Mikael Eliasson - Using the sqlbulkcopy to batch inserts

Sometimes you need to insert large amounts of data into your Sql Server. There is a hidden gem in the .net framework that is really good at this, the SqlBulkCopy Class.

So in my case I had a situation where I needed to insert thousands of TrackPoints into the database. I used EF wich can't to bulk inserts. Pretty much because EF will try to update the Identity of the inserted value and therefore need to run one insert per statement.

Here is how my repository looks:

public void InsertTrackPoints(IEnumerable<TrackPoint> trackPoints)
{

    using (var reader = new TrackPointsDataReader(trackPoints))
    {

        using (SqlConnection cn = new SqlConnection(this.connectionStrings.Data))
        {
            cn.Open();
            using (SqlBulkCopy copy = new SqlBulkCopy(cn))
            {
                copy.BatchSize = reader.RecordsAffected;
                copy.DestinationTableName = "TrackPoints";
                copy.NotifyAfter = 0;

                foreach (var i in Enumerable.Range(0, reader.FieldCount))
                {
                    copy.ColumnMappings.Add(i, i);
                }
                copy.WriteToServer(reader);
                copy.Close();
            }
        }  
    }
}

The most interesting thing here is the TrackPointsDataReader which inherits the DbDataReader. This is a pretty easy way to go from an in memory collection to something the SqlBulkCopy can consume. I should warn you that this might not be the best implementation. I think you can do something more generic and robust. I usually refactor something the second time I need to use almost the same code and so far it has only been once.

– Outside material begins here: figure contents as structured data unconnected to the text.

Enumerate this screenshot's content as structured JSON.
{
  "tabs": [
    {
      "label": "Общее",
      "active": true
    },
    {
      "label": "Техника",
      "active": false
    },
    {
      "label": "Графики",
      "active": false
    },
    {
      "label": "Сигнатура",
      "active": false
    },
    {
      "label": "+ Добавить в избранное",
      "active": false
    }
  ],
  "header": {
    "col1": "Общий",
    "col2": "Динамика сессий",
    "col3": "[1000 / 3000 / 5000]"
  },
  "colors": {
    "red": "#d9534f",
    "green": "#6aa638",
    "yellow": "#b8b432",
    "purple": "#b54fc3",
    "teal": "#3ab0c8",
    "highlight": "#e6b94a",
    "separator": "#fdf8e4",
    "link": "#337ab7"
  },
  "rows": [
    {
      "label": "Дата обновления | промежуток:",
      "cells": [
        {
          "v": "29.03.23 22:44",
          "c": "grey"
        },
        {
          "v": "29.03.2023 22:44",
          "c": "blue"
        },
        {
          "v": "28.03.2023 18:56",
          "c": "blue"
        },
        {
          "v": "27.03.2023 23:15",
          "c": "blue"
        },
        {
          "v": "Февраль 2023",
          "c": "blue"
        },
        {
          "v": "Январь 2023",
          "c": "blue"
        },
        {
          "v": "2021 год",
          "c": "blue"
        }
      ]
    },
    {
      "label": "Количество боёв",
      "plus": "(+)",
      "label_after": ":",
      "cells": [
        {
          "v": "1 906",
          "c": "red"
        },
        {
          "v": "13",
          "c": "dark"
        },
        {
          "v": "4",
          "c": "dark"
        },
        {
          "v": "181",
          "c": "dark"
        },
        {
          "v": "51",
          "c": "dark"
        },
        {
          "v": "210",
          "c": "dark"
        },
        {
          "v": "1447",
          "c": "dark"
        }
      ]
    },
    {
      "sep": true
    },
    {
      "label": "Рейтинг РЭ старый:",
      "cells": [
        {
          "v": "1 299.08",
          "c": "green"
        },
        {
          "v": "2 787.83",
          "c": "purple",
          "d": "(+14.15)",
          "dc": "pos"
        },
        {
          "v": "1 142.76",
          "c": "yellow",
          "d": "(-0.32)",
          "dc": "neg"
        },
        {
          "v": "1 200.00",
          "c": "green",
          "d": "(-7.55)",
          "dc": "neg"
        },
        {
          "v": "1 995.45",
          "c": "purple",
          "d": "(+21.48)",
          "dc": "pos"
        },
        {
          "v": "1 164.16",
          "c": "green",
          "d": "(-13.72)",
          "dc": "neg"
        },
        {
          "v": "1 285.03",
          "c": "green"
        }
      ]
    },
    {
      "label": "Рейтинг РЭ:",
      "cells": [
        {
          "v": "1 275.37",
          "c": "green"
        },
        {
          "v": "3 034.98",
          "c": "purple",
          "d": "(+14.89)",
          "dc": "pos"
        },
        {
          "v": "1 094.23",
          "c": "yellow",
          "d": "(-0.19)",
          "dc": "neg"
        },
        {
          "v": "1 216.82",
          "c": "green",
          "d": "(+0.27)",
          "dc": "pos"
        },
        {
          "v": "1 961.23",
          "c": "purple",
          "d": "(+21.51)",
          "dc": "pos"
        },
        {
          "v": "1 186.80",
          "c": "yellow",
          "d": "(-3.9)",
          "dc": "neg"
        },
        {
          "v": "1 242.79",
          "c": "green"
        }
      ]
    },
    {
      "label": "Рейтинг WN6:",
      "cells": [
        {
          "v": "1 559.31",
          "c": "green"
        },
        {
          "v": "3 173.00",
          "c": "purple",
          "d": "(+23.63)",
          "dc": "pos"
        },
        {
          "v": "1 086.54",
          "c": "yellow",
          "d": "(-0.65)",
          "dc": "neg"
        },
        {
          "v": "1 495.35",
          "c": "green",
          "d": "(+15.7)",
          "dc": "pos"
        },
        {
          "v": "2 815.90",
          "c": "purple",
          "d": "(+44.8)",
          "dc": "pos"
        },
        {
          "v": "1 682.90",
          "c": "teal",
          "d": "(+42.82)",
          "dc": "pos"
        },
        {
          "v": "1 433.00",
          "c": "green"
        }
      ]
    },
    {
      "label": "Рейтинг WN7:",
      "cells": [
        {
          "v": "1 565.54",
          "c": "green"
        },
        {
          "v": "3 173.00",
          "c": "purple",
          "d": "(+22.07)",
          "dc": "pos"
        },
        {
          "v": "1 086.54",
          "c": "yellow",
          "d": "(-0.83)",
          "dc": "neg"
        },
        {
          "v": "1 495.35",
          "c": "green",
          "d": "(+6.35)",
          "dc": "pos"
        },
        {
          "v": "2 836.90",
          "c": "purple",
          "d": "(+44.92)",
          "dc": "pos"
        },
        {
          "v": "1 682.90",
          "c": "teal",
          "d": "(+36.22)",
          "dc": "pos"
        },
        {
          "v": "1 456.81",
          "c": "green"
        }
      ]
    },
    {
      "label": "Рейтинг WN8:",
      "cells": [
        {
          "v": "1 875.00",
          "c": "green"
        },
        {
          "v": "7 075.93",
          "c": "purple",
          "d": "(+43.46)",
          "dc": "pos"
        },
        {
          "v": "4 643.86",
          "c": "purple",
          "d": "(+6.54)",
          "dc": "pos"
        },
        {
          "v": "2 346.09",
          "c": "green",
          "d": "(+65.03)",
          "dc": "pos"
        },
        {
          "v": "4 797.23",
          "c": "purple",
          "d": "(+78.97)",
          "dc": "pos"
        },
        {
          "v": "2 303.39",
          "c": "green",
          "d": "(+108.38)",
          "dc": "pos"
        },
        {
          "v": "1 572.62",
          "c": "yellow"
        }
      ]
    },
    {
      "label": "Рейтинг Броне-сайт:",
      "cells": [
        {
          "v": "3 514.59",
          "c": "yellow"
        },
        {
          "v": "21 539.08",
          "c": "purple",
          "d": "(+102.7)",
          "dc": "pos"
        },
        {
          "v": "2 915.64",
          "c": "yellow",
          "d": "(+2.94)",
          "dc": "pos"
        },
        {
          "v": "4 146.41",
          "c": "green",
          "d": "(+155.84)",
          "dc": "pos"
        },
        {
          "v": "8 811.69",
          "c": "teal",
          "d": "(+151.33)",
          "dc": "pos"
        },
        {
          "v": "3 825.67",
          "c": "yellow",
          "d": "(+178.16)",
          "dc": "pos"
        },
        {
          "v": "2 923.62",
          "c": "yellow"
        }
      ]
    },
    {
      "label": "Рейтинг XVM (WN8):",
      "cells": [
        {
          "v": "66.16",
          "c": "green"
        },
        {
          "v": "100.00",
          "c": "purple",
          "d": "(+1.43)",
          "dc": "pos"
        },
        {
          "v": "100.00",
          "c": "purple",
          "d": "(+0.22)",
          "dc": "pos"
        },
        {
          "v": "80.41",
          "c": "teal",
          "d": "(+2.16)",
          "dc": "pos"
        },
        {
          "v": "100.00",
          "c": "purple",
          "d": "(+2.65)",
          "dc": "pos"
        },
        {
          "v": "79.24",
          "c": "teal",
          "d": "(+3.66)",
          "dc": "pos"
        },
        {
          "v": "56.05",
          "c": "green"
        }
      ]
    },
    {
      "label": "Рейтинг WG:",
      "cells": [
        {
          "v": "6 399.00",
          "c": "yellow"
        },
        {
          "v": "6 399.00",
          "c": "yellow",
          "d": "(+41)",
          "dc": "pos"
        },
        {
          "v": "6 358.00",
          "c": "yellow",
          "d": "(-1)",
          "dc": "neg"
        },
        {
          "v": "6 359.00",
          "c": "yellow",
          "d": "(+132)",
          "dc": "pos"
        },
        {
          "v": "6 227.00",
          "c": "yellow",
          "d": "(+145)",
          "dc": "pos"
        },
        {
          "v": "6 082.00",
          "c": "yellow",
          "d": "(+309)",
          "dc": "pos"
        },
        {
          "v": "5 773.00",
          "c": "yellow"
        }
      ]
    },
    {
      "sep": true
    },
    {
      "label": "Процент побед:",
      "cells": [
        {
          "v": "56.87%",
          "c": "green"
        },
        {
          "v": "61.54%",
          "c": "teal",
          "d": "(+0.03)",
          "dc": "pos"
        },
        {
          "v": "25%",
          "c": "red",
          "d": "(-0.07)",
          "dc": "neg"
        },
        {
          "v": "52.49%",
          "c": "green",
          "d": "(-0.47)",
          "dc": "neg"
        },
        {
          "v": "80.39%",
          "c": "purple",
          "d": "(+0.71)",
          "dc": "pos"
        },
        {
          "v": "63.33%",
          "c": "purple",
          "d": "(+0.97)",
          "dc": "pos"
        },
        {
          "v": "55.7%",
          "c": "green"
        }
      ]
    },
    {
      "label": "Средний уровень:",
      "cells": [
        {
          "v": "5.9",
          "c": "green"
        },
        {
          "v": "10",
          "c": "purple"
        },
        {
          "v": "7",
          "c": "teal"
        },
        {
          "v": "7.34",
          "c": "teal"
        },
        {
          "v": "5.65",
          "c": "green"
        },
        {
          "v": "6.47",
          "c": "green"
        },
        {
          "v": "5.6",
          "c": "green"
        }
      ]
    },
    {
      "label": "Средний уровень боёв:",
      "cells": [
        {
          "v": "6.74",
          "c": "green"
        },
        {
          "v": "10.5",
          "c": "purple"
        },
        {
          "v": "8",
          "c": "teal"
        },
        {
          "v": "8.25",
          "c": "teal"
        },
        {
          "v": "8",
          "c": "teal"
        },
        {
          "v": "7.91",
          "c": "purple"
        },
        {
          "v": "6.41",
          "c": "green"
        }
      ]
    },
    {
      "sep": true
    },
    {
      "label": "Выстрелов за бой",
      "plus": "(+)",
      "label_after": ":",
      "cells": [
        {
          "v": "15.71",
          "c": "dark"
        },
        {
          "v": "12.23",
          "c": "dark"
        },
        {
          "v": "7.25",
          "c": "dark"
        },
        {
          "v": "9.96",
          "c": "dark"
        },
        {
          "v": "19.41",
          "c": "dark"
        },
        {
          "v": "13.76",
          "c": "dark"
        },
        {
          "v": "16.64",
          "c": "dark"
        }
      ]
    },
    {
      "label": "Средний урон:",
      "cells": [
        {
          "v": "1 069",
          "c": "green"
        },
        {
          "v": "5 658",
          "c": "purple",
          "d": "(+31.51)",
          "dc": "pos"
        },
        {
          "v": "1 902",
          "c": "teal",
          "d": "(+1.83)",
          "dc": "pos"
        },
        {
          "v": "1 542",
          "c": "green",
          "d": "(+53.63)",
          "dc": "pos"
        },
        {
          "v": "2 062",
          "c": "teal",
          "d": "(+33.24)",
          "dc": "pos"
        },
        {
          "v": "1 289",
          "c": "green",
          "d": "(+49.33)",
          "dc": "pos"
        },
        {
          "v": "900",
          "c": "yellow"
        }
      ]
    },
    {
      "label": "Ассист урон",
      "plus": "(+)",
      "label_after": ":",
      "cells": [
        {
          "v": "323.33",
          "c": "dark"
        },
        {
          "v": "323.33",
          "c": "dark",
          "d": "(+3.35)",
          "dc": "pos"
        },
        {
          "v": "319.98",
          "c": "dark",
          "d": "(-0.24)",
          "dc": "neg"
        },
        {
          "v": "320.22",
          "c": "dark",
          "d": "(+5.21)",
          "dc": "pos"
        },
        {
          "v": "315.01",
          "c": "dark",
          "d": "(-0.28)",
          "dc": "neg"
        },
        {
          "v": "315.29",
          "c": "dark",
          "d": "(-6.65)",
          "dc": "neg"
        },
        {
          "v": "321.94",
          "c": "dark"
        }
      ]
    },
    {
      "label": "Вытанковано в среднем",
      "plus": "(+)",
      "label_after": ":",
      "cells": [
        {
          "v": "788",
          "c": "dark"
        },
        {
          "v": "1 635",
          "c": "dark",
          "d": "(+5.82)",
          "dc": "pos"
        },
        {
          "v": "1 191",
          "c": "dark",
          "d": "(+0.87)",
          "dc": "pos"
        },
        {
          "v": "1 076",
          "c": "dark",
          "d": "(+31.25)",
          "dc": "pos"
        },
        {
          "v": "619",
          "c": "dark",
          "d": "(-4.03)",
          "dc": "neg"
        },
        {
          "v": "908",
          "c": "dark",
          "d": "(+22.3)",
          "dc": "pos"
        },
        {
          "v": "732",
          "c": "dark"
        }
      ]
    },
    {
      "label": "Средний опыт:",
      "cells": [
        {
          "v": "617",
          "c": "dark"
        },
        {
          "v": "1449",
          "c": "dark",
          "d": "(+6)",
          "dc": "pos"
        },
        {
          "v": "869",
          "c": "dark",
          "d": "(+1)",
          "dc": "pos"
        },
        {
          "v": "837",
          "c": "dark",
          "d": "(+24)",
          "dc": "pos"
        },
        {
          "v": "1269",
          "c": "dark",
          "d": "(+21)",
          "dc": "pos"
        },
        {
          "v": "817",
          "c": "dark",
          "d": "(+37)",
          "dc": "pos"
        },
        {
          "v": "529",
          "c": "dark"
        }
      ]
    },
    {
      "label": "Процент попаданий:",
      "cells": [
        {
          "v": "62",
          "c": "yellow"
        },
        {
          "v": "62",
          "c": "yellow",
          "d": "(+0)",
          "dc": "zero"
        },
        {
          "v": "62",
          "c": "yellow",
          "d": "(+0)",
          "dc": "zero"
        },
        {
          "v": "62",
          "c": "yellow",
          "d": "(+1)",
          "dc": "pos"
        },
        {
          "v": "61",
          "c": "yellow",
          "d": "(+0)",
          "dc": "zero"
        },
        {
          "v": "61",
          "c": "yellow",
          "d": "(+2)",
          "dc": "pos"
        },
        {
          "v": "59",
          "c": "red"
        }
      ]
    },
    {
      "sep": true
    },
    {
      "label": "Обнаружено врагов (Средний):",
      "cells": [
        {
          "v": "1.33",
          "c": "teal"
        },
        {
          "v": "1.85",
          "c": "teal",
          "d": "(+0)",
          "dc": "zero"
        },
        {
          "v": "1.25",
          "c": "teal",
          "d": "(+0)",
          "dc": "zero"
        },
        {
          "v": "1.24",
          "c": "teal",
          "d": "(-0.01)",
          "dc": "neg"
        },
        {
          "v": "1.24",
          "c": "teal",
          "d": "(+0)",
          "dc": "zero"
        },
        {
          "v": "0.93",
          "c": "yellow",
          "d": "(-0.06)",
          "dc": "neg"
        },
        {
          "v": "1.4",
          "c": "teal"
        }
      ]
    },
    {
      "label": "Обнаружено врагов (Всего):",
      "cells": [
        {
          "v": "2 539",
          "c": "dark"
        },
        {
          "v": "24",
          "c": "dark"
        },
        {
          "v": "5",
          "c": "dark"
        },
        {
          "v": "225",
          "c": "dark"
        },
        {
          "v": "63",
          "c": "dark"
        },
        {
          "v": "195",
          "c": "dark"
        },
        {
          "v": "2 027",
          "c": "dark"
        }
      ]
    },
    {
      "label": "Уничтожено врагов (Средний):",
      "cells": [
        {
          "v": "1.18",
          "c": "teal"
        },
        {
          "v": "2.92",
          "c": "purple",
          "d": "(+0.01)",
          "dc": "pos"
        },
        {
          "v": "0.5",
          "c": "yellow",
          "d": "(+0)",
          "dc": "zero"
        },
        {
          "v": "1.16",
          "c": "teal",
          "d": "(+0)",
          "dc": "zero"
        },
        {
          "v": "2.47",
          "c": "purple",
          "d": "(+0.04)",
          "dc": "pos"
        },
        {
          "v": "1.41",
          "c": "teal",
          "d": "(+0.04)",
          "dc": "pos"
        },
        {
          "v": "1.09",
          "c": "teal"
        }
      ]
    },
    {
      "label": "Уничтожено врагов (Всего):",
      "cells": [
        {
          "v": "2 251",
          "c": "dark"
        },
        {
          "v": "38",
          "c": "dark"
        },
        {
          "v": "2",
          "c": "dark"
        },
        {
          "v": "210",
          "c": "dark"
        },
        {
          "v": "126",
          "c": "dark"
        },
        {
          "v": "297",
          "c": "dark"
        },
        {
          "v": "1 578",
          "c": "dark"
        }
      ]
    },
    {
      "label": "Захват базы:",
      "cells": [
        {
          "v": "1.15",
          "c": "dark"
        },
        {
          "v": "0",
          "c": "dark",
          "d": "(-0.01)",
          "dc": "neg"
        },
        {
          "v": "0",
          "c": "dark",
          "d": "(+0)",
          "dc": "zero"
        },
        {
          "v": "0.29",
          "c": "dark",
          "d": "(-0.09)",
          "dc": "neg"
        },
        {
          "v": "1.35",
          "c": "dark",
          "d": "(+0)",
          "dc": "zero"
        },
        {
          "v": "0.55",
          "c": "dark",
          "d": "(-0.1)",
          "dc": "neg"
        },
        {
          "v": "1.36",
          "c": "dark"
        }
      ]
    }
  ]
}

public class TrackPointsDataReader : DbDataReader
   {
       public IEnumerable<TrackPoint> Items { get; set; }
       public IEnumerator<TrackPoint> Enumerator { get; set; }

       private IList<Func<TrackPoint, object>> ordinalToValueMapping = new List<Func<TrackPoint, object>>
       {
           tp => tp.Time,
           tp => tp.TrackID,
           tp => tp.Long,
           tp => tp.Lat,
           tp => tp.Height,
           tp => tp.BPM,
           tp => tp.X,
           tp => tp.Y,
           tp => tp.IsSplit
       };

       public TrackPointsDataReader(IEnumerable<TrackPoint> items)
       {
           Items = items;
           Enumerator = items.GetEnumerator();
       }

       public override void Close()
       {
           this.Enumerator = null;
           this.Items = null;
       }

       public override int FieldCount
       {
           get { return ordinalToValueMapping.Count; }
       }

       public override bool HasRows
       {
           get { return this.Items != null && this.Items.Any(); }
       }

       public override bool IsClosed
       {
           get { return Enumerator == null; }
       }

       public override bool Read()
       {
           return this.Enumerator.MoveNext();
       }

       public override int RecordsAffected
       {
           get { return this.Items.Count(); }
       }

       public override object GetValue(int ordinal)
       {
           return this.ordinalToValueMapping[ordinal](this.Enumerator.Current);
       }
}

Another and partially different implementation is by Daniel Wertheim(@danielwertheim) here http://daniel.wertheim.se/2010/11/10/c-custom-datareader-for-sqlbulkcopy/

So what is the result of all this? In my test case I insert around 3600 TrackPoints and the MiniProfiler says 49 ms(On localhost though):

	duration (ms)	with children (ms)	from start (ms)
http://localhost:31084/UploadRoute/SaveTrack/71	28.9	439.1	+0.0
Build Connection	0.0	0.0	+2.4
Controller: UploadRouteController.SaveTrack	68.9	410.2	+28.4
Save	292.4	341.3	+97.4
Save TrackPoints	48.9	48.9	+389.8

The performance is really good. The MiniProfiler clearly shows that there are other parts I need to focus on more.

Note that the implementation can probably be made much more tolerant to column reorderings and that it is a bit 'rough' at the moment. Any improvements are very welcome!